Crispy Cheddar Cakes with Bacon
These little cakes, with cheese and scallions, are perfect for warm-weather dining.
- Total Time:
- Servings: 4
- Yield: Makes about 12 cakes
Source: Martha Stewart Living, August 2004
- 8 slices bacon
- 1 1/2 cups grated sharp white cheddar cheese (4 ounces)
- 1/2 cup sour cream
- 1 small yellow bell pepper, cut into 1/4-inch dice
- 2 scallions, white and pale-green parts only, thinly sliced
- 1/4 cup all-purpose flour
- 1/2 teaspoon dry mustard
- Coarse salt and freshly ground black pepper
- Pinch of cayenne pepper
- 2 large eggs, separated
- 2 tablespoons vegetable oil, plus more if necessary (optional)
Cook bacon in a large skillet over medium heat until crisp, about 5 minutes per side. Transfer to paper towels to drain. Pour off fat into a bowl. Wipe skillet clean with a paper towel; set aside.
Stir together cheese, sour cream, bell pepper, scallions, flour, mustard, 1/2 teaspoon salt, 1/4 teaspoon pepper, cayenne, and egg yolks in a large bowl; set aside. In another large bowl, beat egg whites until stiff peaks form. Fold beaten egg whites into reserved batter.

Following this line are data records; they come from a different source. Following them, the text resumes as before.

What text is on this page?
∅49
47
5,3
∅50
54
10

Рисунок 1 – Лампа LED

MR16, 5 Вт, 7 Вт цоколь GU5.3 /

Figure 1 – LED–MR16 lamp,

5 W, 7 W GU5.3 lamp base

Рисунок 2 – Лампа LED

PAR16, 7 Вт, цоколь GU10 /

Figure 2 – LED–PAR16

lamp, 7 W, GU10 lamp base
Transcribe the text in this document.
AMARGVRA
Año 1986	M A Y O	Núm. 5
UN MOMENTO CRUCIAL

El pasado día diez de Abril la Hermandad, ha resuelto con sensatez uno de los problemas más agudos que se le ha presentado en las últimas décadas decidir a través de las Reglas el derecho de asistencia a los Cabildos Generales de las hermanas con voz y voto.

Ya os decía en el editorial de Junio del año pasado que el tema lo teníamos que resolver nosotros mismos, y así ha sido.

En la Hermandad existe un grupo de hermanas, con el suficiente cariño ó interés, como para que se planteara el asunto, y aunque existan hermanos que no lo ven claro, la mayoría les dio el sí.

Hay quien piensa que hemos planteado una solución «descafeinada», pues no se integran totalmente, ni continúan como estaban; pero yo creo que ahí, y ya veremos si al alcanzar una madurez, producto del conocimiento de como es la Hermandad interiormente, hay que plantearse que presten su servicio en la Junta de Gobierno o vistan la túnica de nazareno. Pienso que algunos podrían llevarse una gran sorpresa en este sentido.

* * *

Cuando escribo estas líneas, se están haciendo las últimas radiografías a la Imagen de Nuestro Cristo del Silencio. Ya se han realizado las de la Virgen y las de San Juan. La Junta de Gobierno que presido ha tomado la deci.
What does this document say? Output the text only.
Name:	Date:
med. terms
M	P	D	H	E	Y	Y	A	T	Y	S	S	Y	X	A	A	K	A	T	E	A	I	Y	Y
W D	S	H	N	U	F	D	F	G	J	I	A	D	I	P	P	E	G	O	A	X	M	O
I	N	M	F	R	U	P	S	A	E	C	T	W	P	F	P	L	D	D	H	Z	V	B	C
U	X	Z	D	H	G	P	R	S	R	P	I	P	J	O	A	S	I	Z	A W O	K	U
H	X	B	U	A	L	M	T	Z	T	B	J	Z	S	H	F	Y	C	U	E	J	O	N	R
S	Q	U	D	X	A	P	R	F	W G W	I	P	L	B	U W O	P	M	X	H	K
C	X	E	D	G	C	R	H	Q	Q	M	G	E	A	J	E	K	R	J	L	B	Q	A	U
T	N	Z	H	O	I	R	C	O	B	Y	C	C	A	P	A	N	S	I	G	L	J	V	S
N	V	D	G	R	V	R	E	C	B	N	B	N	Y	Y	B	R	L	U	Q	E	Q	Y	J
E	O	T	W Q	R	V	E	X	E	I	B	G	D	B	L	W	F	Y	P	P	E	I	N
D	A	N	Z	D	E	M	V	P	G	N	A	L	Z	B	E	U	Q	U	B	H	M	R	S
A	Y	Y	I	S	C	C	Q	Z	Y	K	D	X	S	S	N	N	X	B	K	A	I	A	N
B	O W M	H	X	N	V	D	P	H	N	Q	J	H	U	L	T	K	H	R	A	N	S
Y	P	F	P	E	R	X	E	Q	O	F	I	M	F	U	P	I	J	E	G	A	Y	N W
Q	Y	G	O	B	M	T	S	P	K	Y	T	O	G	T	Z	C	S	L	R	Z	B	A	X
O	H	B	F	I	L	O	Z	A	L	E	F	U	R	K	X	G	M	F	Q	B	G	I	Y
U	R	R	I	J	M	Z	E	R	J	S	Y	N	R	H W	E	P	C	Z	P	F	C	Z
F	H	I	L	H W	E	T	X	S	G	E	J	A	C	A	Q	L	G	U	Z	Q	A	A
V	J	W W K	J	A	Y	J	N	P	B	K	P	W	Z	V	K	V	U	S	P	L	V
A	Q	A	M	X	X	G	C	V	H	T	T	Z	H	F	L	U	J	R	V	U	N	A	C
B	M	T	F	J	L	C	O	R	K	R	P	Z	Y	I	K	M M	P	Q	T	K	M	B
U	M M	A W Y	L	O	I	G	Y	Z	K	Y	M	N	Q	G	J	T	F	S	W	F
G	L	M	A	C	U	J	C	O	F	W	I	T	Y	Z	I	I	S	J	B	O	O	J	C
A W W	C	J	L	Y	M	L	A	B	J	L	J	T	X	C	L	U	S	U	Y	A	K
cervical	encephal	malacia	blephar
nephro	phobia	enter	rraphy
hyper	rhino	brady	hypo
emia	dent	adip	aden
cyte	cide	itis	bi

Heat 2 tablespoons reserved fat (or vegetable oil) in skillet over medium heat until hot but not smoking. Working in batches of 3 or 4, pour 2 tablespoons batter into skillet for each cake; cook, turning once, until crisp, 8 to 10 minutes (add more fat or oil if skillet seems dry). Season with salt and pepper. Serve hot with reserved bacon.